Bei Rückbildung einer großen drusenartigen PED kann die Atrophie rasch fortschreiten. Das in der Fundusautofluoreszenz an der Grenze der Atrophiezone sichtbare Hyperautofluoreszenzmuster gilt als nützlich zur Vorhersage der Progressionsgeschwindigkeit.
Subretinale oder sub-RPE-Blutung: Blutung aus der MNV. Bei massiver Blutung kann ein submakuläres Hämatom entstehen, das bis zu einer Glaskörperblutung führen kann.
Seröse Netzhautablösung oder seröse PED: Durch Flüssigkeitsaustritt aus der MNV.
Harte Exsudate: Ablagerungen um die Makula bei chronischer Exsudation.
Fibröse Narbe: Befund der terminalen AMD. In der Makula bildet sich fibrovaskuläres Narbengewebe1).
QKann man die altersbedingte Makuladegeneration selbst bemerken?
A
Mit dem Amsler-Gitter (einem gitterförmigen Selbsttestblatt) können Metamorphopsien und Skotome selbst erkannt werden. Allerdings ist die Erkrankung im Frühstadium oft symptomlos, sodass regelmäßige augenärztliche Kontrollen unerlässlich sind. Insbesondere bei einseitigem Auftreten bleibt sie im Alltag nicht selten unbemerkt.

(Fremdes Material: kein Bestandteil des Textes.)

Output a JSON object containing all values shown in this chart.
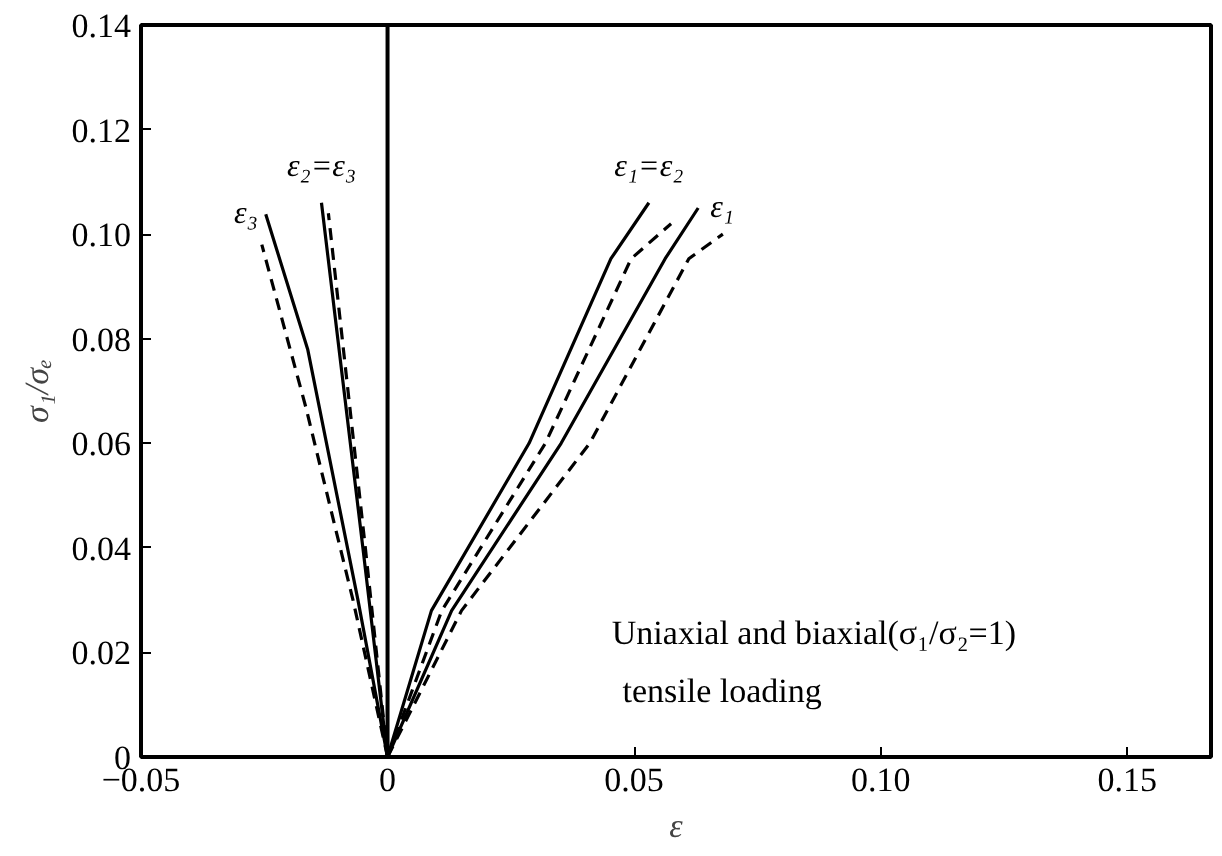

AMD ist eine multifaktorielle Erkrankung, die durch das Zusammenwirken genetischer Veranlagung und Umwelt-/Verhaltensfaktoren entsteht.
Alter : der größte Risikofaktor. Die Prävalenz steigt ab 75 Jahren stark an2).

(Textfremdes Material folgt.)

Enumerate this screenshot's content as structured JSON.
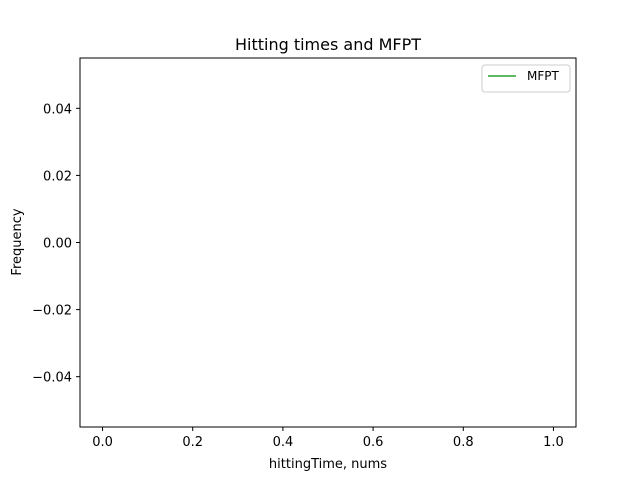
{
  "chart_data": {
    "type": "line",
    "title": "Hitting times and MFPT",
    "xlabel": "hittingTime, nums",
    "ylabel": "Frequency",
    "xlim": [
      -0.05,
      1.05
    ],
    "ylim": [
      -0.055,
      0.055
    ],
    "x_ticks": [
      0.0,
      0.2,
      0.4,
      0.6,
      0.8,
      1.0
    ],
    "x_tick_labels": [
      "0.0",
      "0.2",
      "0.4",
      "0.6",
      "0.8",
      "1.0"
    ],
    "y_ticks": [
      0.04,
      0.02,
      0.0,
      -0.02,
      -0.04
    ],
    "y_tick_labels": [
      "0.04",
      "0.02",
      "0.00",
      "−0.02",
      "−0.04"
    ],
    "grid": false,
    "legend_position": "top-right",
    "series": [
      {
        "name": "MFPT",
        "color": "#2ca02c",
        "x": [],
        "y": []
      }
    ]
  }
}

Rauchen : der wichtigste modifizierbare Risikofaktor. Die Hisayama-Studie berichtete, dass Rauchen das Risiko für späte AMD um das Vierfache erhöht1). Es besteht eine Dosis-Wirkungs-Beziehung, und auch Passivrauchen ist damit verbunden2).

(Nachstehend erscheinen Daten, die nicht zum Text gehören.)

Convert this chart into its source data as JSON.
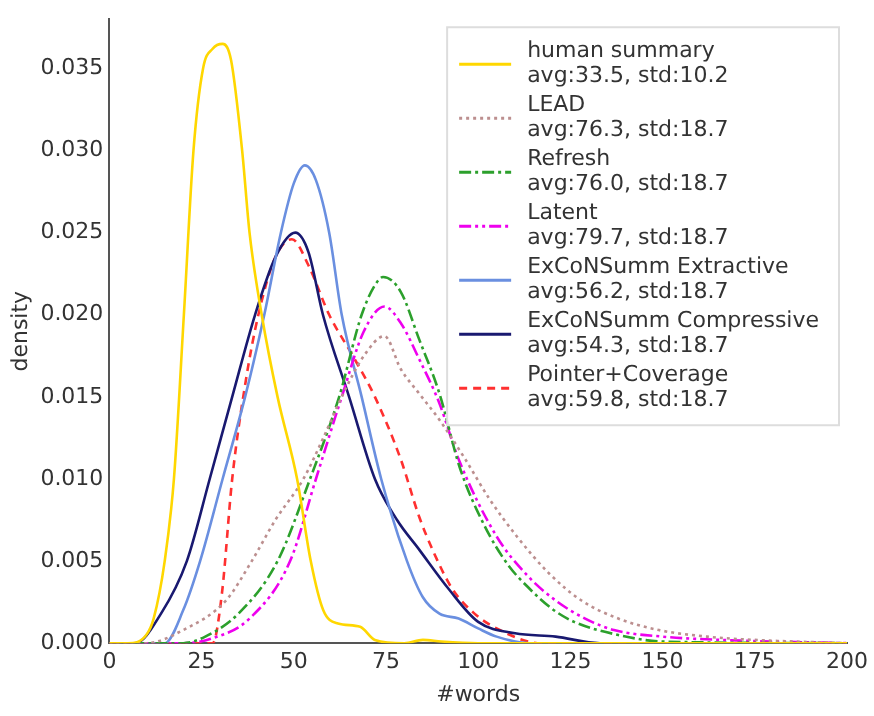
{
  "chart_data": {
    "type": "line",
    "xlabel": "#words",
    "ylabel": "density",
    "xlim": [
      0,
      200
    ],
    "ylim": [
      0,
      0.038
    ],
    "xticks": [
      0,
      25,
      50,
      75,
      100,
      125,
      150,
      175,
      200
    ],
    "yticks": [
      {
        "value": 0,
        "label": "0.000"
      },
      {
        "value": 0.005,
        "label": "0.005"
      },
      {
        "value": 0.01,
        "label": "0.010"
      },
      {
        "value": 0.015,
        "label": "0.015"
      },
      {
        "value": 0.02,
        "label": "0.020"
      },
      {
        "value": 0.025,
        "label": "0.025"
      },
      {
        "value": 0.03,
        "label": "0.030"
      },
      {
        "value": 0.035,
        "label": "0.035"
      }
    ],
    "grid": false,
    "legend": "top right",
    "series": [
      {
        "name": "human summary\navg:33.5, std:10.2",
        "color": "#ffd700",
        "line_style": "solid",
        "x": [
          0,
          5,
          10,
          12,
          15,
          17.5,
          20.2,
          22.8,
          25.4,
          28,
          30.7,
          33,
          36,
          38,
          41.3,
          45.6,
          50.9,
          54.6,
          58,
          62,
          68,
          72,
          80,
          85,
          90,
          100,
          200
        ],
        "values": [
          0,
          0,
          0.0005,
          0.0015,
          0.005,
          0.01,
          0.02,
          0.03,
          0.035,
          0.0362,
          0.0365,
          0.0355,
          0.03,
          0.025,
          0.02,
          0.015,
          0.01,
          0.005,
          0.002,
          0.0012,
          0.001,
          0.0002,
          0,
          0.0002,
          0.0001,
          0,
          0
        ]
      },
      {
        "name": "LEAD\navg:76.3, std:18.7",
        "color": "#bc8f8f",
        "line_style": "dotted",
        "x": [
          0,
          10,
          20,
          31.6,
          38.6,
          45,
          52.6,
          58,
          63,
          69,
          74.6,
          79,
          84,
          89.5,
          96.5,
          103,
          110.5,
          119,
          128,
          138,
          149,
          162,
          175,
          200
        ],
        "values": [
          0,
          0,
          0.0008,
          0.0026,
          0.005,
          0.0075,
          0.01,
          0.0125,
          0.015,
          0.0175,
          0.0187,
          0.0167,
          0.0152,
          0.0136,
          0.0112,
          0.0088,
          0.0065,
          0.0043,
          0.0026,
          0.0015,
          0.0008,
          0.0004,
          0.0002,
          0
        ]
      },
      {
        "name": "Refresh\navg:76.0, std:18.7",
        "color": "#2ca02c",
        "line_style": "dashdot",
        "x": [
          0,
          20,
          26,
          35,
          45.6,
          54.4,
          62.3,
          68.4,
          72,
          74.2,
          79,
          84,
          89.5,
          95,
          101.6,
          108,
          114,
          120,
          126,
          138,
          150,
          200
        ],
        "values": [
          0,
          0,
          0.0004,
          0.0018,
          0.005,
          0.01,
          0.015,
          0.02,
          0.0218,
          0.0223,
          0.0214,
          0.0185,
          0.0152,
          0.0107,
          0.0072,
          0.0048,
          0.0033,
          0.0021,
          0.0013,
          0.0005,
          0.0001,
          0
        ]
      },
      {
        "name": "Latent\navg:79.7, std:18.7",
        "color": "#ee00ee",
        "line_style": "dashdotdot",
        "x": [
          0,
          20,
          28,
          38,
          49,
          56,
          63,
          69,
          74.6,
          79,
          84,
          89.5,
          94.7,
          105,
          113,
          121,
          129,
          136.8,
          150,
          166,
          200
        ],
        "values": [
          0,
          0,
          0.0003,
          0.0015,
          0.005,
          0.01,
          0.015,
          0.019,
          0.0205,
          0.0195,
          0.0173,
          0.0146,
          0.0112,
          0.0065,
          0.0042,
          0.0026,
          0.0015,
          0.0008,
          0.0004,
          0.0002,
          0
        ]
      },
      {
        "name": "ExCoNSumm Extractive\navg:56.2, std:18.7",
        "color": "#6a8fe0",
        "line_style": "solid",
        "x": [
          0,
          15,
          20,
          24.6,
          30.7,
          36.8,
          42,
          46.5,
          50,
          53,
          56,
          59.6,
          63,
          68.4,
          73.7,
          80.7,
          85,
          89.5,
          94.7,
          100,
          105,
          114,
          200
        ],
        "values": [
          0,
          0,
          0.002,
          0.005,
          0.01,
          0.015,
          0.02,
          0.025,
          0.028,
          0.0291,
          0.0282,
          0.025,
          0.02,
          0.015,
          0.01,
          0.005,
          0.0028,
          0.0018,
          0.0015,
          0.0009,
          0.0004,
          0,
          0
        ]
      },
      {
        "name": "ExCoNSumm Compressive\navg:54.3, std:18.7",
        "color": "#191970",
        "line_style": "solid",
        "x": [
          0,
          7,
          14,
          21,
          27.2,
          33.3,
          39.5,
          45,
          50.4,
          54,
          57.9,
          65,
          72,
          78,
          84,
          92,
          100,
          110,
          121,
          133,
          200
        ],
        "values": [
          0,
          0,
          0.0018,
          0.005,
          0.01,
          0.015,
          0.02,
          0.0235,
          0.025,
          0.0238,
          0.02,
          0.015,
          0.01,
          0.0075,
          0.0057,
          0.0033,
          0.0013,
          0.0006,
          0.0004,
          0,
          0
        ]
      },
      {
        "name": "Pointer+Coverage\navg:59.8, std:18.7",
        "color": "#ff3030",
        "line_style": "dashed",
        "x": [
          0,
          28,
          30.5,
          33.3,
          37,
          40.4,
          45,
          49.5,
          54,
          59.6,
          66,
          72,
          79,
          84,
          88,
          93,
          99,
          105,
          117,
          200
        ],
        "values": [
          0,
          0,
          0.003,
          0.01,
          0.016,
          0.02,
          0.0235,
          0.0246,
          0.023,
          0.02,
          0.0175,
          0.015,
          0.0112,
          0.0077,
          0.0055,
          0.0033,
          0.0018,
          0.0009,
          0,
          0
        ]
      }
    ]
  }
}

Genetische Veranlagung : die Y402H-Mutation des Komplementfaktors H (CFH) und ARMS2/HTRA1 sind die wichtigsten Risiko-Genloci. Auch Komplementgene wie C2/CFB, C3, CFI sowie Lipidstoffwechselgene wie APOE und CETP sind beteiligt1).
Pachychoroidea : die Erweiterung der großen Aderhautgefäße und die erhöhte Gefäßpermeabilität werden als wichtige Hintergründe für die Entstehung der neovaskulären AMD angesehen. Bei Japanern sind Drusen seltener (etwa 30 %) als bei Westlern, und die Pachychoroidea trägt wesentlich zur Erkrankung bei1).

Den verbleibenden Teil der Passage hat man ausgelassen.